New PCPJack worm steals credentials, cleans TeamPCP infections

Published: (May 7, 2026 at 02:35 PM EDT)
3 min read

Source: Bleeping Computer

Cloud infrastructure image

Overview

A new malware framework called PCPJack is stealing credentials from exposed cloud infrastructure while actively removing TeamPCP’s access to the compromised systems.
SentinelLabs researchers say PCPJack is designed for large‑scale credential theft and likely monetizes its activity via financial fraud, spam operations, credential resale, or extortion.

Targeted Services

PCPJack scans for and attacks a variety of exposed services, including:

  • Docker
  • Kubernetes
  • Redis
  • MongoDB
  • RayML
  • Vulnerable web applications

In many cases the threat actor moves laterally across the network after initial compromise.

Capabilities

The framework focuses on credential theft from cloud environments, developer systems, messenger apps, financial services, and more. Specific targets include:

  • SSH keys
  • Slack tokens
  • WordPress configurations
  • OpenAI and Anthropic API keys
  • Discord tokens
  • DigitalOcean credentials

Exfiltrated credentials are encrypted with X25519 ECDH and ChaCha20‑Poly1305, split into 2,800‑byte chunks, and sent to Telegram channels.

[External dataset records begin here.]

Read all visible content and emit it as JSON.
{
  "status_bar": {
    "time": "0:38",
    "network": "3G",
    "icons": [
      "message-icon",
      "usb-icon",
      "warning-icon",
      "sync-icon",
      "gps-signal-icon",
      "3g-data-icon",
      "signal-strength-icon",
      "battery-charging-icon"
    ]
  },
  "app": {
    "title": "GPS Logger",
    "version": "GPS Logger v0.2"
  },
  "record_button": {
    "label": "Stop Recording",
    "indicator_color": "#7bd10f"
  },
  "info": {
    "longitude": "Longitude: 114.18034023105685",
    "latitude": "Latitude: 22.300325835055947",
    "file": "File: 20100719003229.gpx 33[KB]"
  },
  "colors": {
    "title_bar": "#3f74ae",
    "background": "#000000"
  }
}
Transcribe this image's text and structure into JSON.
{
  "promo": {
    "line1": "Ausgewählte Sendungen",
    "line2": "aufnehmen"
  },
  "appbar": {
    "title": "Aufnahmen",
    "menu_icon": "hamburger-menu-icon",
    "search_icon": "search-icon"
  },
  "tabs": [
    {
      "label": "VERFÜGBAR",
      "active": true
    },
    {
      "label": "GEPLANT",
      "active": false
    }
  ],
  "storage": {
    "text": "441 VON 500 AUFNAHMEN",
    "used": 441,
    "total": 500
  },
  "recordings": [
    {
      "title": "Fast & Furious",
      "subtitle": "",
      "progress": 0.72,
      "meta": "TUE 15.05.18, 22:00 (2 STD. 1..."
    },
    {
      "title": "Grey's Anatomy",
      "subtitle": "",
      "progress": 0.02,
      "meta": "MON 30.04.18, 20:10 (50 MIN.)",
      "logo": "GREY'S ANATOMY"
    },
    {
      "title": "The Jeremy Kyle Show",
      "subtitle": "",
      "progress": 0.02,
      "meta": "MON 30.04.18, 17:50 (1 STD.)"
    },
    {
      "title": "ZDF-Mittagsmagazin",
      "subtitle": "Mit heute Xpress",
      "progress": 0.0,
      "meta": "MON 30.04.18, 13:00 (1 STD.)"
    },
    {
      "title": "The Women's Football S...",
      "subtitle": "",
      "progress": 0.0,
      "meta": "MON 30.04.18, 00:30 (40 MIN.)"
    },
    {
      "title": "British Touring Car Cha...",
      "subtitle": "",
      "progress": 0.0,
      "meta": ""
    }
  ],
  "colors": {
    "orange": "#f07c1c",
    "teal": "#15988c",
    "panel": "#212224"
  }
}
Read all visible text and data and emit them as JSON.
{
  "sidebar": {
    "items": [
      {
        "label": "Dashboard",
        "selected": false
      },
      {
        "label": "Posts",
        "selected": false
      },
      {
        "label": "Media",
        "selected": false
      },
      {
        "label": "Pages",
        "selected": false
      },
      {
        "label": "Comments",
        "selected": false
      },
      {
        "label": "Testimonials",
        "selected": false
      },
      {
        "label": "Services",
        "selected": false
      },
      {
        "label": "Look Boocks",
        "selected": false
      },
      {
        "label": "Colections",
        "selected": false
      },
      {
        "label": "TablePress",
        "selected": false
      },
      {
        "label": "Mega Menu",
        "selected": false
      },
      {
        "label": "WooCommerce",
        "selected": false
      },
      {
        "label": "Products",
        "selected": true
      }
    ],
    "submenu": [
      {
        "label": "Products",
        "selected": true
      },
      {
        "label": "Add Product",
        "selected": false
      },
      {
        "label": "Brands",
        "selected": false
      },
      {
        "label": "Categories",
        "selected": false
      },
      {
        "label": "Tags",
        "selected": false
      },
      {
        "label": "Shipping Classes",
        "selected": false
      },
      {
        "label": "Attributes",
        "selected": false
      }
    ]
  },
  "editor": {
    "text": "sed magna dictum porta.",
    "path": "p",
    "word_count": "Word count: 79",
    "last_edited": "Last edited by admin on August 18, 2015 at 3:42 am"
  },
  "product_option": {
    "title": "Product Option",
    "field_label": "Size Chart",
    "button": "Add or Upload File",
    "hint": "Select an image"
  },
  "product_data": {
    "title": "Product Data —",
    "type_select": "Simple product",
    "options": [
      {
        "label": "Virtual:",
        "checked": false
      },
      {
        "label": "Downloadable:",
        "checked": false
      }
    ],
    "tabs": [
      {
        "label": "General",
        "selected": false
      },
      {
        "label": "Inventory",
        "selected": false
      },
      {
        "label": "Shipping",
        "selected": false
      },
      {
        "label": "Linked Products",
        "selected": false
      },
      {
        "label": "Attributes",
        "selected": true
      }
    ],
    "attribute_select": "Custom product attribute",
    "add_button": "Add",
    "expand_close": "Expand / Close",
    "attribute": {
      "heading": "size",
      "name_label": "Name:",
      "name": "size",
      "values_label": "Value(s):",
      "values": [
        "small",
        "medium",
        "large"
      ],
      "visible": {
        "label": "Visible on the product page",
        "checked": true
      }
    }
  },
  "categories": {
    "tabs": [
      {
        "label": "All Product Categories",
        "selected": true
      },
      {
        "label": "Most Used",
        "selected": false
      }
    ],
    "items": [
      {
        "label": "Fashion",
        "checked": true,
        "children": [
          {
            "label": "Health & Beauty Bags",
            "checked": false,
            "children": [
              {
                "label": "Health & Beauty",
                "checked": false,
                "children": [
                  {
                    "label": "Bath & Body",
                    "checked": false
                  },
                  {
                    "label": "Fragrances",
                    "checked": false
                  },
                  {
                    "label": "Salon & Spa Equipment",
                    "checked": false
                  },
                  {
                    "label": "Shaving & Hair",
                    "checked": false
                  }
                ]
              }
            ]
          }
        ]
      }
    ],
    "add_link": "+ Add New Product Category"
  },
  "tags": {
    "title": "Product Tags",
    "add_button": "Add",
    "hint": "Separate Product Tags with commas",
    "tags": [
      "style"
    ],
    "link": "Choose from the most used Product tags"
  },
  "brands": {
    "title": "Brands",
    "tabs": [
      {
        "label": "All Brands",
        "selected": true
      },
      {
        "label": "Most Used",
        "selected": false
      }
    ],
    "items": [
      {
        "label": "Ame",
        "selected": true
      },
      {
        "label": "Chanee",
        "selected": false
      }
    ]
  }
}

Services targeted in PCPJack attacks – Source: SentinelLabs

Propagation Method

  1. Scanning – PCPJack scans external cloud infrastructure for exposed services (Docker, Kubernetes, Redis, MongoDB, RayML).
  2. Exploitation – It exploits known vulnerabilities to gain initial access.
  3. Host Harvesting – The malware downloads hostname data from Common Crawl parquet files and adds them to its scanning list.

Exploited Vulnerabilities

SentinelLabs identified the following CVEs being leveraged:

  • CVE‑2025‑29927 – Authentication bypass in Next.js middleware via a crafted header.
  • CVE‑2025‑55182 – “React2Shell” Server Actions deserialization flaw in React and Next.js.
  • CVE‑2026‑1357 – Unauthenticated file upload in WPVivid Backup.
  • CVE‑2025‑9501 – PHP injection in W3 Total Cache via a cached mfunc comment.
  • CVE‑2025‑48703 – Shell injection in CentOS Web Panel Filemanager changePerm functionality.

Lateral Movement and Persistence

Inside compromised environments, PCPJack:

  • Harvests SSH keys and other credentials.
  • Enumerates Kubernetes clusters and Docker daemons.
  • Executes itself on reachable internal hosts.

Persistence mechanisms include:

  • Systemd services
  • Cron jobs (including Redis‑based cron rewrites)
  • Privileged containers

Backdoor Infrastructure

Researchers also discovered a Sliver‑based backdoor on the threat actor’s infrastructure, with variants for x86_64, x86, and ARM architectures.

Mitigation Recommendations

  • Enforce multi‑factor authentication (MFA) for all accounts.
  • Use IMDSv2 for AWS metadata service access.
  • Secure Docker and Kubernetes APIs with strong authentication and network segmentation.
  • Apply the principle of least privilege to all cloud resources.
  • Avoid storing secrets (API keys, tokens, passwords) in plaintext.
  • Keep all software up to date and patch the listed CVEs promptly.